The page, Free the Children NAURU, is run by children in the detention centre and others that have been resettled in the community.

The page shares stories of children living on Nauru, as well as photos, poems and audio messages from the young refugees.

But the administrators must remain anonymous, as children inside the camp are not allowed smartphones and Nauru has laws against using Facebook.

“We started the page because we want to show everyone around the world that we are not forgotten children and not just numbers here in Nauru,” a teenager from the group told ABC reporters.

“We want everyone to hear our voices and the situation we going through.

“We thought if we create this page, many other peoples can see us and feel in our shoes.”
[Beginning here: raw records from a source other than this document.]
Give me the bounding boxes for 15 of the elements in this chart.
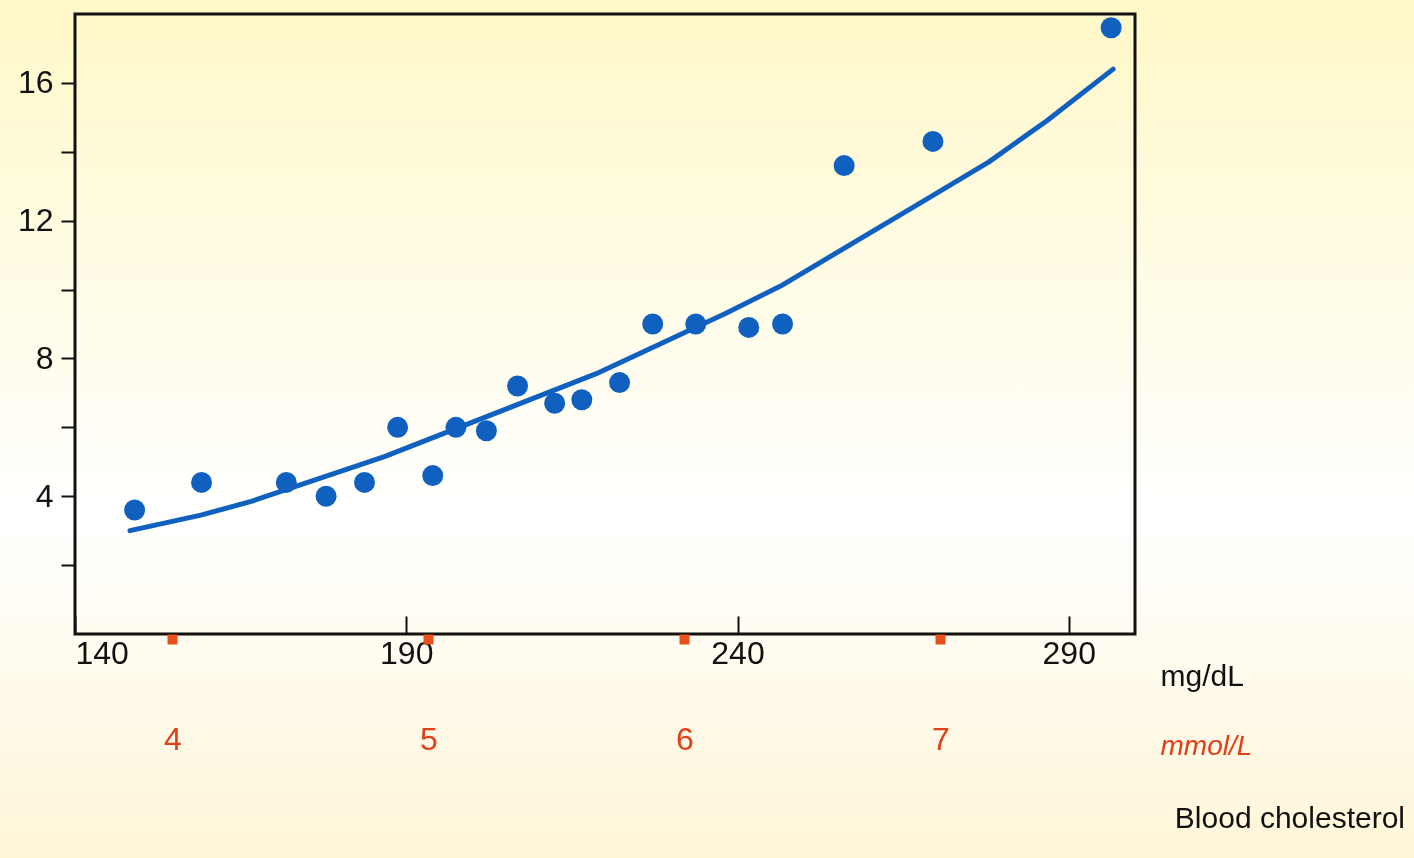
- text: Blood cholesterol: [1174, 801, 1405, 834]
- x-tick-label: 190: [380, 634, 434, 671]
- y-tick-label: 12: [17, 202, 54, 239]
- y-tick-label: 4: [35, 477, 54, 514]
- x-tick-label: 140: [75, 634, 129, 671]
- x2-tick-label: 4: [163, 720, 182, 757]
- y-tick-label: 8: [35, 339, 54, 376]
- x-axis-title: mg/dL: [1160, 658, 1244, 692]
- x2-axis-title: mmol/L: [1160, 729, 1253, 761]
- x2-tick-label: 7: [932, 720, 950, 757]
- x2-tick-label: 6: [675, 720, 694, 757]
- x-tick-label: 240: [711, 634, 765, 671]
- x-tick-label: 290: [1042, 634, 1096, 671]
- y-tick-label: 16: [17, 64, 54, 101]
- x2-tick-label: 5: [419, 720, 438, 757]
The children want Australian teachers in particular to share the page in class, so their messages can reach other children.

Many young asylum seekers and refugees cannot go to school on Nauru because of a lack of provisions, a low level of teacher adequacy, and especially harassment from other students.

There was a school in Nauru's detention centre staffed by Australian teachers, but it was closed in April.

“I am trying to get out the story of the kids and other teenager in here... I want those teenagers who is reading our story to share this around... about the kids from detention in Nauru,” a group member said.

“Every moment spent in here is full of painful. I feel like our future is bleak. We hope for people to care.”

There are currently 92 children in detention on Nauru awaiting refugee assessment.

Insiders claim around 80 children have been declared refugees but still live on Nauru, where they are either waiting for vacancies in existing housing, or for new housing to be built.

There are 77 children in detention centres on Australian soil.